1. Die Ethikkommission wird von dem/der Vorsitzenden oder seinem/r StellvertreterIn bei Bedarf einberufen, mindestens 1 x im Jahr. Es sollen immer alle Mitglieder teilnehmen. Die Tagesordnung wird von den Mitgliedern festgelegt, die Ergebnisse werden protokolliert. Bei der nachfolgenden Sitzung werden die durchgeführten Aktionen überprüft.

2. Die Mitglieder der Ethikkommission sind zur Verschwiegenheit verpflichtet. Die Verschwiegenheitspflicht besteht auch nach Ausscheiden aus der Kommission weiter. Eine Ausnahme stellt die Berichtspflicht an den Vorstand dar, die besteht, sobald Sanktionen erteilt werden müssen oder Belange des gesamten Vereins betroffen sind. Die Sitzungen sind nicht öffentlich. Protokolle und interne Unterlagen bewahrt der/die Vorsitzende gemäß den Datenschutzrichtlinien auf. Sie stehen nur den Mitgliedern der Kommission zur Verfügung.

3. Die Sitzung wird von dem/der Vorsitzenden oder ihres/ihrer StellvertreterIn geleitet.

4. Die Ethikkommission kann zur Klärung ethischer Fragen und zur Aufklärung bei möglicherweise vorliegendem Fehlverhalten Informationen einfordern, eine mündliche oder schriftliche Befragung der Betroffenen durchführen und weitere Maßnahmen ergreifen, die zur Klärung des Sachverhaltes beitragen.

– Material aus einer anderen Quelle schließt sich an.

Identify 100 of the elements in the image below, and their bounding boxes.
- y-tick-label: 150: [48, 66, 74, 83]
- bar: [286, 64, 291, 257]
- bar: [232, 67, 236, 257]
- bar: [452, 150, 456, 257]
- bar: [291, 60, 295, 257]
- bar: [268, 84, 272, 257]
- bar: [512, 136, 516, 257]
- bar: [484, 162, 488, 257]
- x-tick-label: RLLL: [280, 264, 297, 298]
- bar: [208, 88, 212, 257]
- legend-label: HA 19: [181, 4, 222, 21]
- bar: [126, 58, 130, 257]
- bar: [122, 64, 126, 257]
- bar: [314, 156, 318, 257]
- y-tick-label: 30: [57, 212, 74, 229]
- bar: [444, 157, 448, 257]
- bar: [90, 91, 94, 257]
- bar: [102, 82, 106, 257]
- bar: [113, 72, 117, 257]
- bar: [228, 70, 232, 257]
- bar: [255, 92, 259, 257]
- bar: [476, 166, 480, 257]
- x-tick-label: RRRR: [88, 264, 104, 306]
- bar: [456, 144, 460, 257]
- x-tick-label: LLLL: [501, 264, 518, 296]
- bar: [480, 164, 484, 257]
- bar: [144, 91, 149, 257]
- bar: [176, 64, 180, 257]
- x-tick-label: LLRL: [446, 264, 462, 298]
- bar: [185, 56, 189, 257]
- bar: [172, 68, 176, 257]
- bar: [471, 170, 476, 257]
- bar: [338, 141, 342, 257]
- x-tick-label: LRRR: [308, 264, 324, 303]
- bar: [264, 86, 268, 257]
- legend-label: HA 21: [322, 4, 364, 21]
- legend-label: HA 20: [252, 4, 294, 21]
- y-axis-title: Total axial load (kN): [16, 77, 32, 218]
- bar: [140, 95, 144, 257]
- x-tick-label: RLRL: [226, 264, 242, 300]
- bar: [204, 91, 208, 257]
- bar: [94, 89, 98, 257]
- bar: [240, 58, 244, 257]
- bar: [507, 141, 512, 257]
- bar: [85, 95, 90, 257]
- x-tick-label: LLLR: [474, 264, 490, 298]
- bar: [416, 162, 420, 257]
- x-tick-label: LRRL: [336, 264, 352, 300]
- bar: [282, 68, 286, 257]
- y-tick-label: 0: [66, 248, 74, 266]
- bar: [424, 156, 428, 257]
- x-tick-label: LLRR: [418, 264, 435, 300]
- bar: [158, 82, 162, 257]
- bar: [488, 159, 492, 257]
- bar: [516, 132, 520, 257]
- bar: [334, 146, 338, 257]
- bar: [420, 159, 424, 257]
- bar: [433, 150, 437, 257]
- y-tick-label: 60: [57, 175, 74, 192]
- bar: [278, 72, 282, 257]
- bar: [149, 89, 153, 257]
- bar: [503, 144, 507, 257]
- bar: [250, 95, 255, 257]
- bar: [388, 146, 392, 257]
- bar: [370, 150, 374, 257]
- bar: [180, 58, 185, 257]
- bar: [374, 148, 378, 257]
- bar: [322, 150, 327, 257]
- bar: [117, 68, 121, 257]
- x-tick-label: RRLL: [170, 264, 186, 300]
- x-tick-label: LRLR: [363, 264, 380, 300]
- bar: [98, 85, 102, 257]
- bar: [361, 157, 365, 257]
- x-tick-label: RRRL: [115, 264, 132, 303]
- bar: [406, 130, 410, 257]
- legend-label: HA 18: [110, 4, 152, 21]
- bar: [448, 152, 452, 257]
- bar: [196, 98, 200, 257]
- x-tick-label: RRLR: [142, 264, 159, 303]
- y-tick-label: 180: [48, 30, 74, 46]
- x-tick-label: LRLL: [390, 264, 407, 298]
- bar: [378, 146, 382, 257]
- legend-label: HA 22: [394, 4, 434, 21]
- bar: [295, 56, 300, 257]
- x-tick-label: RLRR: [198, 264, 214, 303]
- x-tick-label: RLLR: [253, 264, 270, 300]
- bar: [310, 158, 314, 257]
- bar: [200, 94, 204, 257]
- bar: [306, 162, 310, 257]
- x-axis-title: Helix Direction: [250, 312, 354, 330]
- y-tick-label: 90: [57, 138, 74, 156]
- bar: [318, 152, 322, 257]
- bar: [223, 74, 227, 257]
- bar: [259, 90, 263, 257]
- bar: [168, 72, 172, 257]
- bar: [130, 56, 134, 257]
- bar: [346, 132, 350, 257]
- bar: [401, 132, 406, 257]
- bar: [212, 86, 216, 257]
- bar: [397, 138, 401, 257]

5. Die Arbeit der Ethikkommission soll ein größtmögliches Maß an Offenheit, Objektivität und Neutralität gewährleisten. Sie gewährt Anonymität, wenn dies gewünscht und angemessen ist, unterstützt Problemlösungen und muss sich selbst reflexiv auch über mögliche eigene persönliche Befangenheit und Konsequenzen ihrer Arbeit im Klaren sein.


Änderungen dieser Ethikrichtlinien bedürfen der Zustimmung  der Mitgliederversammlung.